9. Once Upon A Time In Hollywood
A great ensemble cast helped make Quentin Tranatino’s comedy-drama take on Hollywood and the Manson murders one of the hits of 2019. Pacino plays casting agent Marvin Schwarz who encourages Leonardo DiCaprio’s fading TV star Rick Dalton to move to Italy to appear in Spaghetti Westerns.
His screen time might be short, but even alongside an all-star cast with some of the best of the next generation, including Brad Pittt, Margot Robbie, Timothy Olyphant and Austin Butler, Pacino knocks it out of the park.
7. The Irishman
Were it not for the staggeringly high calibre of Pacino’s performances over the course of his 50-plus year career, 2019’s The Irishman would undoubtedly feature higher. Based on Charles Brandt’s 2004 book, I Heard You Paint Houses, chronicling the life of Frank Sheeran, an alleged mafia hitman, Pacino stars opposite Robert De Niro playing Sheeran as (spoiler alert) the ultimately doomed Teamsters union leader Jimmy Hoffa. Director Martin Scorsese used state-of-the-art technology to de-age his two leading men for the three-and-a-half hour gangster epic. A typically brilliant, scenery-chewing turn.
6. Glengarry Glen Ross
The ultimate ensemble movie, written by and based on David Mamet’s play of the same name, Pacino stars alongside the likes of Ed Harris, Alan Arkin, Kevin Spacey, Jonathan Pruyce and Jack Lemmon as the top performing real-estate salesman in an under-pressure office. Alec Baldwin plays Blake, sent by corporate bosses to shake-up the team.
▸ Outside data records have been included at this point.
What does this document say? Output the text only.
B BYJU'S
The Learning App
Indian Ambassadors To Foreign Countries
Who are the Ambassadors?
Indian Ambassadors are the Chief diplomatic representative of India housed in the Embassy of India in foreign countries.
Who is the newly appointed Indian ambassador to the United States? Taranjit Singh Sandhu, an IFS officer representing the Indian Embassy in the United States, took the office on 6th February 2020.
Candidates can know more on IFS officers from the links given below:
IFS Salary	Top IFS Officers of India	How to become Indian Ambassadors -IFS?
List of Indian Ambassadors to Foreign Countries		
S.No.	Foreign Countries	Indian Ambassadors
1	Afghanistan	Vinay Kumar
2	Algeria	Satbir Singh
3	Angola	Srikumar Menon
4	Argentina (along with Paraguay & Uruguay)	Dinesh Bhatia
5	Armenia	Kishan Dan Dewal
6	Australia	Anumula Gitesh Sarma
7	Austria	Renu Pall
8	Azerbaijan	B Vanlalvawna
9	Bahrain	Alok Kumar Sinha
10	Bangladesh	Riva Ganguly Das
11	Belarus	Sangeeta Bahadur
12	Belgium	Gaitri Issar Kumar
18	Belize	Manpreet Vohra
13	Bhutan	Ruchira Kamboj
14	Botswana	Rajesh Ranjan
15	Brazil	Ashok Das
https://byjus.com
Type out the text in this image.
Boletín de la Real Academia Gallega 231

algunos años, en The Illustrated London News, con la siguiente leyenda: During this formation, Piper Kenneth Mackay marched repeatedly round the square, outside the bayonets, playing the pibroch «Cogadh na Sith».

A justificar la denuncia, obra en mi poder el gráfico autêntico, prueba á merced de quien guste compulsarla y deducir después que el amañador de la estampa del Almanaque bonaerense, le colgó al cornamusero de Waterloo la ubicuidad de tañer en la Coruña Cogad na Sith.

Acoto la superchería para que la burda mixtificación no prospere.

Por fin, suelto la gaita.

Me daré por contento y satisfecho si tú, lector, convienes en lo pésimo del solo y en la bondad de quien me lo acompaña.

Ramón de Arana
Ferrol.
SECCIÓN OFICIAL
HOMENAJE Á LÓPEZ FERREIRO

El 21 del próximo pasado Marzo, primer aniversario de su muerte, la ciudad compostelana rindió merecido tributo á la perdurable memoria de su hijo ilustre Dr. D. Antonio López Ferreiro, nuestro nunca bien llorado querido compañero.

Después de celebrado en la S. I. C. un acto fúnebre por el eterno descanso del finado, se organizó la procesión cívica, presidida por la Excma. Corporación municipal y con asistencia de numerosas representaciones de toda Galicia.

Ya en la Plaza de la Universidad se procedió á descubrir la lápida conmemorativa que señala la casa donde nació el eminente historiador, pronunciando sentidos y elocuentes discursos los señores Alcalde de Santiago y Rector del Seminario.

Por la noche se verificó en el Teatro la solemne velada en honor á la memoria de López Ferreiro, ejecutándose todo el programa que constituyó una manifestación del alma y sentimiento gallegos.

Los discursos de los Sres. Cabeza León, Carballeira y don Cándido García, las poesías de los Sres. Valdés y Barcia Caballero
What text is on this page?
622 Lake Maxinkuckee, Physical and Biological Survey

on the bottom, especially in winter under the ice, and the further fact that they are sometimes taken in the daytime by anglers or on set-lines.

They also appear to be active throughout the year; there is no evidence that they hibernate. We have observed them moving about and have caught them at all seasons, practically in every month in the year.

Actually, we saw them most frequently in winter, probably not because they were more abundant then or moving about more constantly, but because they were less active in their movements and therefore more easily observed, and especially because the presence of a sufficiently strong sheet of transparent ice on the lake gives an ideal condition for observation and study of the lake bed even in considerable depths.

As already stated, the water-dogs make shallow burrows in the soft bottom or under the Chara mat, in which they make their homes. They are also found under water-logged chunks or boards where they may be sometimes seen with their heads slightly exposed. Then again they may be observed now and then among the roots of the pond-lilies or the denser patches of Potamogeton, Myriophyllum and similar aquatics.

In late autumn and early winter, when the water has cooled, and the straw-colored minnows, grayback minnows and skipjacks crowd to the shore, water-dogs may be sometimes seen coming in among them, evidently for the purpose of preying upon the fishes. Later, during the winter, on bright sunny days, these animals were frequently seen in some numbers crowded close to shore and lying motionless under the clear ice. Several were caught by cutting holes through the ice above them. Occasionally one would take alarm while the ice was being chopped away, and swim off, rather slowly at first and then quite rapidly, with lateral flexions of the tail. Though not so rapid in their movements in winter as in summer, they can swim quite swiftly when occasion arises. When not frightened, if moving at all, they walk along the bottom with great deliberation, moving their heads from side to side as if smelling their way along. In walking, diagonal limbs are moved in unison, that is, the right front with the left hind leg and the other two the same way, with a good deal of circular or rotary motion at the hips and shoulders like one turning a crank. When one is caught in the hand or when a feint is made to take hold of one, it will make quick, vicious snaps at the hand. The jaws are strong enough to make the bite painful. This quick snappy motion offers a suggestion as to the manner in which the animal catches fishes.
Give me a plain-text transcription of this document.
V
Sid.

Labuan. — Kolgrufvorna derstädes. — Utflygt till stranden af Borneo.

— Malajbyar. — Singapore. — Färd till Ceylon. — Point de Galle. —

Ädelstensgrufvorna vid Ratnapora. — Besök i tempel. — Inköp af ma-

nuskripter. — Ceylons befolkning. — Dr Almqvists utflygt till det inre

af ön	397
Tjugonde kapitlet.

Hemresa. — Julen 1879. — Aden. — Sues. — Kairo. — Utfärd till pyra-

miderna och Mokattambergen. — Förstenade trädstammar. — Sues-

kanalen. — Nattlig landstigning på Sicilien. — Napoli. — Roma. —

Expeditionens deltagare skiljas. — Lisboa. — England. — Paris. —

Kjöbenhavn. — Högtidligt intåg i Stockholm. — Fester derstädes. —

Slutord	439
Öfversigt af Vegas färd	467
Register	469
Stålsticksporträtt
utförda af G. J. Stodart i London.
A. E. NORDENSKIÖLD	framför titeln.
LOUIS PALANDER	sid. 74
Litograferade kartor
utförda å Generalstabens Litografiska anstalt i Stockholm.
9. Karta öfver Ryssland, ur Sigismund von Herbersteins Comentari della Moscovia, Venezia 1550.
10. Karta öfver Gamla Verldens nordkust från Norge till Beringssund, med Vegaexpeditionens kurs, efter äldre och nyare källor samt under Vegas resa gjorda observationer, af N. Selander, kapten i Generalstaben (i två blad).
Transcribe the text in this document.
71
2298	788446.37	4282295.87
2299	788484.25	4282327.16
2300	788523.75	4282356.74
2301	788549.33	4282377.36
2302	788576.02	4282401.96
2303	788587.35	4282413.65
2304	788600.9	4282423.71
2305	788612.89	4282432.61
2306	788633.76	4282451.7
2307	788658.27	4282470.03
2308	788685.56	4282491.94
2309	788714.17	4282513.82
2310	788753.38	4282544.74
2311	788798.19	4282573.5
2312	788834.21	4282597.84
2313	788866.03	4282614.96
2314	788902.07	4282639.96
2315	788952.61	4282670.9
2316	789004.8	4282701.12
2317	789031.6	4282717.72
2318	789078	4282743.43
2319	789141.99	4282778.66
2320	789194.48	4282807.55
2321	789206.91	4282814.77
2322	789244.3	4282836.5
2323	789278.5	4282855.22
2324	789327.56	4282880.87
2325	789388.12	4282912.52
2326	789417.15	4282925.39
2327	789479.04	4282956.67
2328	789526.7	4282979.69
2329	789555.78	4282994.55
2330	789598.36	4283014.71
Monologue-heavy, with some of cinema’s biggest beasts competing for attention, Pacino nevertheless shines as Richard Roma. The role garnered Pacino yet another Supporting Actor nomination at the Oscars. He was beaten by Gene Hackman as Little Bill Daggett in Clint Eastwiod’s Unforgiven but the disappointment was probably saved by his winning the Best Actor OScar for Scent of a Woman.